Lagoda
Use case

How Lagoda chases unpaid invoices for you

Lagoda. An AI chief of staff you talk to.

Lagoda is an AI chief of staff you talk to in a messenger. You tell it who owes you and how much, by voice note or text. It keeps a list of what you're owed, and on the schedule you set it drafts the next reminder, waiting on your ok before anything goes out. You see who paid, who went quiet, and how many days each one is late, all in one thread.

It answers only to you, and it never sends the reminder on its own. A draft sits there until you press send. That's the whole loop. The rest of this page is how it plays out, and where it fits.

The money that just sits there

You did the work. You sent the invoice. Then it slipped off the top of your head, because a supplier called and a truck was late and by evening you forgot the invoice ever went out. Two weeks later you notice the money still isn't in.

Now you're stuck between two bad options. Let it ride and hope they pay, which sometimes means they never do. Or write the awkward "just following up" email, which you keep pushing to tomorrow because chasing your own money feels like begging. So the invoice sits. And the longer it sits, the harder it gets to bring up, and the more it fades into a client who half forgot they owe you at all.

For a one-person shop or a small crew, that's real cash stuck in limbo. Not a rounding error on a big AR sheet. It's the payment that covers payroll, or the one that lets you breathe this month.

Why the usual fixes don't stick

A spreadsheet remembers, but only if you open it. The reminder to chase still lives in your head, so the spreadsheet is one more thing to check, not one less thing to do.

A bookkeeper once a week is better, but it's a lag. The client who went dark on Monday hears nothing until Friday, and by then it's a bigger, colder conversation.

Manual email works when you actually send it. You don't, because the awkward ones are the ones you skip, and the awkward ones are usually the ones that owe you the most.

A to-do app pings you. That's the trap. It hands the job back to you at a bad moment, when you're driving or on a call, and you swipe it away. It reminds. It doesn't do.

How Lagoda does it, step by step

1. You tell it who owes you. A voice note between meetings works. "Whitman owes me fourteen three, invoice went out the first, chase them if nothing lands by the fifteenth." Or you type it. Lagoda logs the name, the amount, the date, and the terms you gave it.

2. It tracks what you're owed. Everyone you flag sits in one list, called receivables. You ask "who still owes me" and it answers in a line: three clients, forty-one grand out, two already replied. No dashboard to open, no columns to sort.
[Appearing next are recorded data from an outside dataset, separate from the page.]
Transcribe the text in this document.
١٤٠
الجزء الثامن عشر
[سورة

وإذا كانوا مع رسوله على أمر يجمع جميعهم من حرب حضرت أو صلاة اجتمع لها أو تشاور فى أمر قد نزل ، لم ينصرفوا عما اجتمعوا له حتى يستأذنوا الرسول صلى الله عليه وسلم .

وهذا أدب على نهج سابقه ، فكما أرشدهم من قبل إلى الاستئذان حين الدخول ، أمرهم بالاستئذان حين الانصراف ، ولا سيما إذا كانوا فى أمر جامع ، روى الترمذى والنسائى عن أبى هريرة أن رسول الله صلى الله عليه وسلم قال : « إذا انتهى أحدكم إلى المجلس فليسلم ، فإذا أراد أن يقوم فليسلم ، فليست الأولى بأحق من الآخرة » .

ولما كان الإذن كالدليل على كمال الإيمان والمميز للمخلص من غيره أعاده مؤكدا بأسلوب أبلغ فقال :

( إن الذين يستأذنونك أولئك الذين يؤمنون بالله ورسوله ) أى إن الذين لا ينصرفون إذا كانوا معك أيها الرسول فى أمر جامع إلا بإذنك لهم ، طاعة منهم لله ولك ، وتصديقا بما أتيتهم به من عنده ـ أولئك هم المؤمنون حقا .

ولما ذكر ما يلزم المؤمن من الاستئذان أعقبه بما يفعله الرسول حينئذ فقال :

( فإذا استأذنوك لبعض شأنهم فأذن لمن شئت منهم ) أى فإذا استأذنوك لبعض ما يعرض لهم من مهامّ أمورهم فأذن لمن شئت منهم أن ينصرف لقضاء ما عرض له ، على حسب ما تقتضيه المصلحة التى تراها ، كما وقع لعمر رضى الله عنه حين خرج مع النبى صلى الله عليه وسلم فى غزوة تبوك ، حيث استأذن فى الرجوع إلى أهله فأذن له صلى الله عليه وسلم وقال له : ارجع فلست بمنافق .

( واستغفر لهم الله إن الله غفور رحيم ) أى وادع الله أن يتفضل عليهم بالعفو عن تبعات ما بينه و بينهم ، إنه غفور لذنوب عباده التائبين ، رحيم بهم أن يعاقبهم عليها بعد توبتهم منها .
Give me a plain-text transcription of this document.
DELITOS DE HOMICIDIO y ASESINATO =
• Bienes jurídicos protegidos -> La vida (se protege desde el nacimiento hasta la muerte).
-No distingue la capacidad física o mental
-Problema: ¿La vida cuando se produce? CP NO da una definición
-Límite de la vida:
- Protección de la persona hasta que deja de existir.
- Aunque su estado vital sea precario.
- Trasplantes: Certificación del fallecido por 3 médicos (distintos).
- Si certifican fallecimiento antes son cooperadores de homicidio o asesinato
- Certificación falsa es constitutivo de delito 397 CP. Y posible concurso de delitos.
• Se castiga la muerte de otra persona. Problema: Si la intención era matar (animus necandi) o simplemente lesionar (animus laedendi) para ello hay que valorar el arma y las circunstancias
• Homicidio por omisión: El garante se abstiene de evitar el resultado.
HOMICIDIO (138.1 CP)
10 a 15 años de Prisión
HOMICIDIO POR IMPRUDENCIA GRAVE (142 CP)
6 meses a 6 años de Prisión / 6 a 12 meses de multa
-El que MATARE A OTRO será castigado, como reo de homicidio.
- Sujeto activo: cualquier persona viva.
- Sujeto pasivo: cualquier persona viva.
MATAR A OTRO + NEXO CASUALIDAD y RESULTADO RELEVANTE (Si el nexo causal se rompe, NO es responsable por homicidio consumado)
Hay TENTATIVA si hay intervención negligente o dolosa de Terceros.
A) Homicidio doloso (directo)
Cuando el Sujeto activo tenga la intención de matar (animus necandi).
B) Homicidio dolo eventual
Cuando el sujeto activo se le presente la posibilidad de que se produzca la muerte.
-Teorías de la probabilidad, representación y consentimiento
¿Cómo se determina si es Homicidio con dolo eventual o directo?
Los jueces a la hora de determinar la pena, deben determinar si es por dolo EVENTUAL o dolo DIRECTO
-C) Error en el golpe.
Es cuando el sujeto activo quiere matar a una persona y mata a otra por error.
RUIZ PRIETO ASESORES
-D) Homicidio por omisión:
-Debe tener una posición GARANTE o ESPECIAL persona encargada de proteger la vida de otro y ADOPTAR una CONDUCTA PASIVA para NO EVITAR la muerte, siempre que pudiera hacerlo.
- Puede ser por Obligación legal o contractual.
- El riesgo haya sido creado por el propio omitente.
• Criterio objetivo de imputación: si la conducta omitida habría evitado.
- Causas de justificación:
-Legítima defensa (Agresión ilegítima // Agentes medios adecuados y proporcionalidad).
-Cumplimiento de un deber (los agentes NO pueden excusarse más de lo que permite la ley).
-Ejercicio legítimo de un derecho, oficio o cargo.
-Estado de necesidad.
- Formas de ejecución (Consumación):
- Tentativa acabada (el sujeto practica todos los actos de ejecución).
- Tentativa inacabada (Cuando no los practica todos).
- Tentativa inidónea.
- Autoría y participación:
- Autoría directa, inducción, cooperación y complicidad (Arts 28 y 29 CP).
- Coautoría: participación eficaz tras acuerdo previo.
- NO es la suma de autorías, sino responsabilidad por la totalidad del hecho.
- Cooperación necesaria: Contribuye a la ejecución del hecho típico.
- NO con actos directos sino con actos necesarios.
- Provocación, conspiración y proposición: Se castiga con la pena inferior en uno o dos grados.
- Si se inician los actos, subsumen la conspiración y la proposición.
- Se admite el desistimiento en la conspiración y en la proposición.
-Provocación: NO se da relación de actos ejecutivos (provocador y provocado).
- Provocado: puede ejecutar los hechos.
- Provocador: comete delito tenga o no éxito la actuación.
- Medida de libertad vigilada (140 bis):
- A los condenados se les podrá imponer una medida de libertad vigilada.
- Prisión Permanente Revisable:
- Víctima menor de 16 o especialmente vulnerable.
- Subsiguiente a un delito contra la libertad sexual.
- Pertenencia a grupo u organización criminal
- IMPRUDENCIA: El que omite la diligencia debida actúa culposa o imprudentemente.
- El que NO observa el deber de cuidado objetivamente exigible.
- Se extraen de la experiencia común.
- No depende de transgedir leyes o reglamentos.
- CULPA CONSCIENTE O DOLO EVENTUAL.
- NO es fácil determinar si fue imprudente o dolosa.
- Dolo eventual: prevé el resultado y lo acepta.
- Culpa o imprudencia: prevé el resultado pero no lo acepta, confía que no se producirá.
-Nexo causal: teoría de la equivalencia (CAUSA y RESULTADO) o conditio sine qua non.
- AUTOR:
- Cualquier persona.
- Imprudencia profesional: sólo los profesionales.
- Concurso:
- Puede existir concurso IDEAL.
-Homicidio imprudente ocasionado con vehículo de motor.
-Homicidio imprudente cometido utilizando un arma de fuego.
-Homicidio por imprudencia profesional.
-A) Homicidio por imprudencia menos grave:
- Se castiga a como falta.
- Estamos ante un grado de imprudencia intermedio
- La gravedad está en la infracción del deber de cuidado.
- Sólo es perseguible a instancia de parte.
3. It chases on your schedule. You set the rhythm. Three days after the due date, then weekly, or whatever you tell it. When a reminder comes due, Lagoda writes the message, matched to how late they are and how you talk. A gentle nudge on day three reads different from the one on day thirty.

4. You press send. The draft waits for you. You read it, change a word if you want, and send it, or tell Lagoda to send it for you. Nothing goes to a client without your ok. A reply from Lagoda means a reminder went out the way you asked, not a thing it fired off on its own.

5. You see the status. Who paid, who's silent, how many days late, what's queued next. You get the picture in a sentence when you ask, or in the morning brief if you want it there. When Whitman pays, the receipt gets filed and the chase stops on its own.

The whole thing runs by voice or text in Telegram. You request access, a person sets you up, and it answers only to you. Same privacy rule as everything else Lagoda touches. It doesn't read your other chats and it doesn't pull anything out of your accounts you didn't hand it.

Who this isn't for

If you run a real accounts-receivable department, with staff whose job is collections and a system that auto-sends dunning letters at scale, Lagoda isn't that. It's built for the owner who is the AR department, not the enterprise that has one.

And if you want a tool that fires reminders on full autopilot, no human in the loop, this isn't it either. Lagoda drafts and you approve, on purpose. If you'd rather never see the reminders before they go, you want a different product.

Does Lagoda send the reminders automatically?

No. It drafts the reminder and holds it until you press send, or until you tell it to send that one for you. Nothing goes to a client without your ok. You can set the chase schedule so the drafts show up on time, but the send is always your call.

How does it know who owes me?

You tell it, by voice note or text. Say who owes you, how much, and when the invoice went out, and Lagoda logs it. There's no import of your whole accounting file and no crawl of your inbox. It knows what you handed it, nothing more.

Is my client data safe?

Yes. Lagoda answers only to you and lives in its own thread. It doesn't read your other chats, doesn't scrape your messengers, and doesn't pull from your accounts. Your list of who owes you stays yours. That's the privacy-by-design rule the whole product runs on.

What messenger does it use?

Telegram. You talk to it there by voice or text, the same way you'd message a person. Your reminders, your receivables list, and the morning brief all live in that one thread.

Do I need to install anything?

No. There's no app to download and no dashboard to learn. It's a text thread you already know how to use. You request access, a person sets you up, and you start talking to it.